I current what I belive is a novel index for indexing and looking out supply code. It copies concepts from Bing bitfunnel implementation to create a really quick, reminiscence environment friendly trigram index over supply code.
- searchcode.com is now utilizing a customized constructed index written by yours actually
- It indexes 180-200 million paperwork and 75 billions strains of code
- The index works utilizing bloom filters sharded by distinctive doc trigrams
- It borrows among the core concepts of bitfunnel utilized in microsoft’s bing
- Using trigrams inside a bloom filter search is so far as I can inform distinctive
- It lowered the index search instances from many seconds to ~40ms throughout searchcode
- Finish consumer searches nonetheless take round 300 ms to course of although
- It additionally improved search relevance and reliability
- Structure smart issues grew to become easier, as the brand new index sits on a single machine not 4
- It makes use of caddy because the reverse proxy and redis as a degree 2 cache
- The index sits solely in reminiscence on a 16 core 5950x CPU and 128 GB RAM machine
- It at present processes near one million searches on daily basis
- I additionally gave the location a brand new feel and appear which is a lot better than what it seemed like beforehand
- I had an absolute blast studying and constructing it
On Monday twenty first November 2022 I up to date the DNS entries for searchcode to level on the new searchcode server working a customized applied index, ending the reliance on sphinx/manticore with a purpose to energy searches. Since being launched I’ve noticed it run over 1 million searches a day with a rolling common runtime of ~40 ms for substitute index.

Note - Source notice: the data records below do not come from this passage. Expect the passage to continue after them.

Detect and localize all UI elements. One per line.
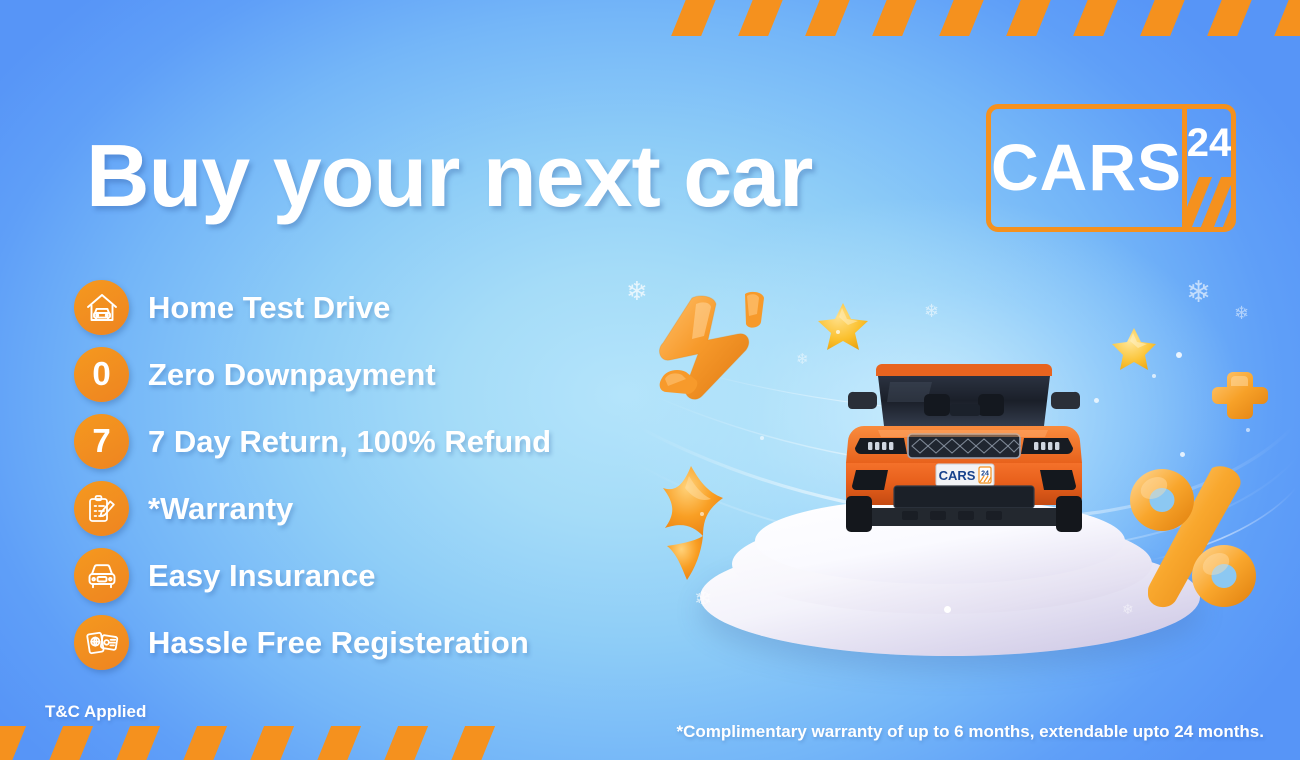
feature-item[interactable]: Hassle Free Registeration (74, 609, 551, 676)
feature-label: *Warranty (148, 491, 293, 527)
feature-label: Zero Downpayment (148, 357, 436, 393)
snowflake-icon: ❄ (924, 302, 939, 320)
feature-label: 7 Day Return, 100% Refund (148, 424, 551, 460)
terms-text: T&C Applied (45, 702, 146, 722)
feature-label: Easy Insurance (148, 558, 375, 594)
badge-number: 7 (92, 424, 110, 459)
snowflake-icon: ❄ (1234, 304, 1249, 322)
documents-icon (74, 615, 129, 670)
star-decoration (1110, 326, 1158, 377)
logo-hatch-stripes (1187, 177, 1231, 227)
sparkle-dot (760, 436, 764, 440)
home-car-icon (74, 280, 129, 335)
logo-wordmark: CARS (991, 109, 1182, 227)
feature-item[interactable]: *Warranty (74, 475, 551, 542)
logo-number: 24 (1187, 121, 1231, 166)
snowflake-icon: ❄ (626, 278, 648, 304)
sparkle-dot (1246, 428, 1250, 432)
snowflake-icon: ❄ (1186, 278, 1211, 308)
svg-text:CARS: CARS (939, 468, 976, 483)
stripe-decoration-bottom-left (0, 722, 520, 760)
car-illustration: CARS 24 (838, 338, 1090, 538)
feature-item[interactable]: 7 7 Day Return, 100% Refund (74, 408, 551, 475)
star-decoration (645, 462, 741, 591)
feature-item[interactable]: Home Test Drive (74, 274, 551, 341)
sparkle-dot (1176, 352, 1182, 358)
cars24-logo[interactable]: CARS 24 (986, 104, 1236, 232)
lightning-chip-decoration (737, 290, 771, 335)
feature-label: Home Test Drive (148, 290, 390, 326)
plus-sign-decoration (1212, 368, 1268, 427)
feature-item[interactable]: Easy Insurance (74, 542, 551, 609)
stripe-decoration-top-right (660, 0, 1300, 36)
clipboard-pen-icon (74, 481, 129, 536)
sparkle-dot (1094, 398, 1099, 403)
seven-number-icon: 7 (74, 414, 129, 469)
car-front-icon (74, 548, 129, 603)
sparkle-dot (1180, 452, 1185, 457)
star-decoration (815, 300, 871, 357)
snowflake-icon: ❄ (796, 352, 809, 367)
zero-number-icon: 0 (74, 347, 129, 402)
percent-sign-decoration (1128, 466, 1258, 617)
feature-list: Home Test Drive 0 Zero Downpayment 7 7 D… (74, 274, 551, 676)
headline: Buy your next car (86, 132, 812, 220)
disclaimer-text: *Complimentary warranty of up to 6 month… (676, 722, 1264, 742)
lightning-chip-decoration (656, 368, 700, 403)
feature-item[interactable]: 0 Zero Downpayment (74, 341, 551, 408)
feature-label: Hassle Free Registeration (148, 625, 529, 661)
logo-number-block: 24 (1187, 109, 1231, 227)
promo-banner: Buy your next car CARS 24 (0, 0, 1300, 760)
badge-number: 0 (92, 357, 110, 392)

Someday through the 2020 lock downs once I commented on the corporate slack that I ought to construct my very own customized index for searchcode. A couple of responded encouragingly that if anybody can do it it was me. Whereas I appreciated their confidence I didn’t do something till mountaineering with a mate someday in 2021 the place after a couple of beers on the finish of the day I brimming with confidence laid out my plan of assault.
I had felt like a fraud for some time. I get plenty of questions on indexing code and my reply has all the time been that I take advantage of sphinx search. Not too long ago that has modified, as I moved over to its forked model manticore search. Manticore is a wonderful successor to sphinx and I actually do advocate it.
Nevertheless, utilizing the above is me outsourcing the core performance of searchcode to a 3rd social gathering, and I strongly consider you shouldn’t outsource your core competency. So I assumed I ought to actually strive to do that myself. Apart from, I knew I might actually take pleasure in this course of and so a couple of days later I began work.
The results of my effort may be considered at searchcode.com and appears just like the beneath.
A bit of over a yr’s value of effort and I can now speak/write about it. I take into account it the top of my growth profession to this point, and I’m very happy with my achievement. Be happy to learn additional if you need to learn the way I did it, what I used to be considering and so on… What follows is a set of my growth ideas and concepts.
What follows are my ideas I stored as I applied issues. Included so I’ve one thing to look again on, and maybe somebody will discover it helpful. It could be a bit disjointed as plenty of it was written as I used to be constructing issues.
The Downside with Indexing Supply Code
So why even construct your personal index? Why would anybody take into account doing this when so many tasks can do that for you. Off the highest of my head now we have code accessible for lucene, sphinx, solr, elasticsearch, manticore, xaipan, gigablast, bleve, bludge, mg4j, mnoGoSearch… you get the concept. There are plenty of them on the market. Most of them nonetheless are targeted on textual content and never supply code, and the distinction in terms of search is bigger than you would possibly anticipate.
It’s additionally value noting that the actually massive scale engines corresponding to Bing and Google have their very own indexing engines. Partly as a result of it provides you the power to wring extra efficiency out of the system since you already know the place you may reduce corners or save house, assuming you may have the talent or information.
I suppose the saying “the factor about reinventing the wheel is you will get a spherical one” applies right here. By implementing my very own answer I may guarantee I get one thing that works inside the bounds of what I would like.